This repository contains the implementation of a machine learning project aimed at enhancing the accuracy of predicting Pathological Complete Response (PCR) and Relapse-Free Survival (RFS) in chemotherapy-treated breast cancer patients. The project analyzes a dataset with clinical and MRI features across 400 patients to provide additional prognosis information for personalized treatment recommendations.
This project aims to improve the predictions of PCR and RFS in breast cancer patients using various machine learning techniques. Accurate predictions can guide treatment decisions and provide better prognostic information.
The dataset used in this project is publicly available from The American College of Radiology Imaging Network.
Feature Type | Number of Features |
---|---|
Clinical | 10 |
MRI-based | 107 |
Total Records | 400 |
- Handling Missing Values: Rows with missing values denoted by '999' were removed. Median imputation was used for remaining missing values.
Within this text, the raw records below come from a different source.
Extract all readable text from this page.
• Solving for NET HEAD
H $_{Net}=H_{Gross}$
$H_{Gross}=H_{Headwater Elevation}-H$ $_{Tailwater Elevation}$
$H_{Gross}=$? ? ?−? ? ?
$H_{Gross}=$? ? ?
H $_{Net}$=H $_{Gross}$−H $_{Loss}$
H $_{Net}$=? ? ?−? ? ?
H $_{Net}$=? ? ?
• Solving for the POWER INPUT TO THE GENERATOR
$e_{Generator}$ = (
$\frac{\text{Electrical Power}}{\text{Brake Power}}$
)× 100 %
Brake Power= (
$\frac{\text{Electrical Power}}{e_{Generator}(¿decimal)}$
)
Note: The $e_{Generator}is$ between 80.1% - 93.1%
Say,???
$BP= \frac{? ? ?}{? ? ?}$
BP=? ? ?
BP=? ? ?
- Feature Selection: ANOVA was used to assess the importance of each feature. Features with an f-score above 3.5 were selected.
Model Type | Model |
---|---|
Classification | Logistic Regression |
AdaBoost Classifier | |
Support Vector Machine (SVM) | |
Voting Classifier |
Model Type | Model |
---|---|
Regression | Random Forest Regressor |
Support Vector Regressor (SVR) | |
LASSO Regressor | |
Ridge Regressor | |
AdaBoost Regressor |
Evaluation Type | Metric |
---|---|
Classification | Balanced Accuracy |
Precision | |
Regression | Mean Absolute Error (MAE) |
Tuning | Grid Search |
The two best results from classification and regression task was evaluated.
Model | Balanced Accuracy | Precision |
---|---|---|
AdaBoost Classifier | 73.43% | 70.59% |
Voting Classifier | 70.68% | 83.33% |
Model | Mean Absolute Error (MAE) |
---|---|
Random Forest Regressor | 20.43 |
LASSO Regressor | 20.84 |
The AdaBoost Classifier was the best model for predicting PCR due to its balanced accuracy and precision. The Random Forest Regressor was the most effective for predicting RFS with the lowest MAE and robust performance.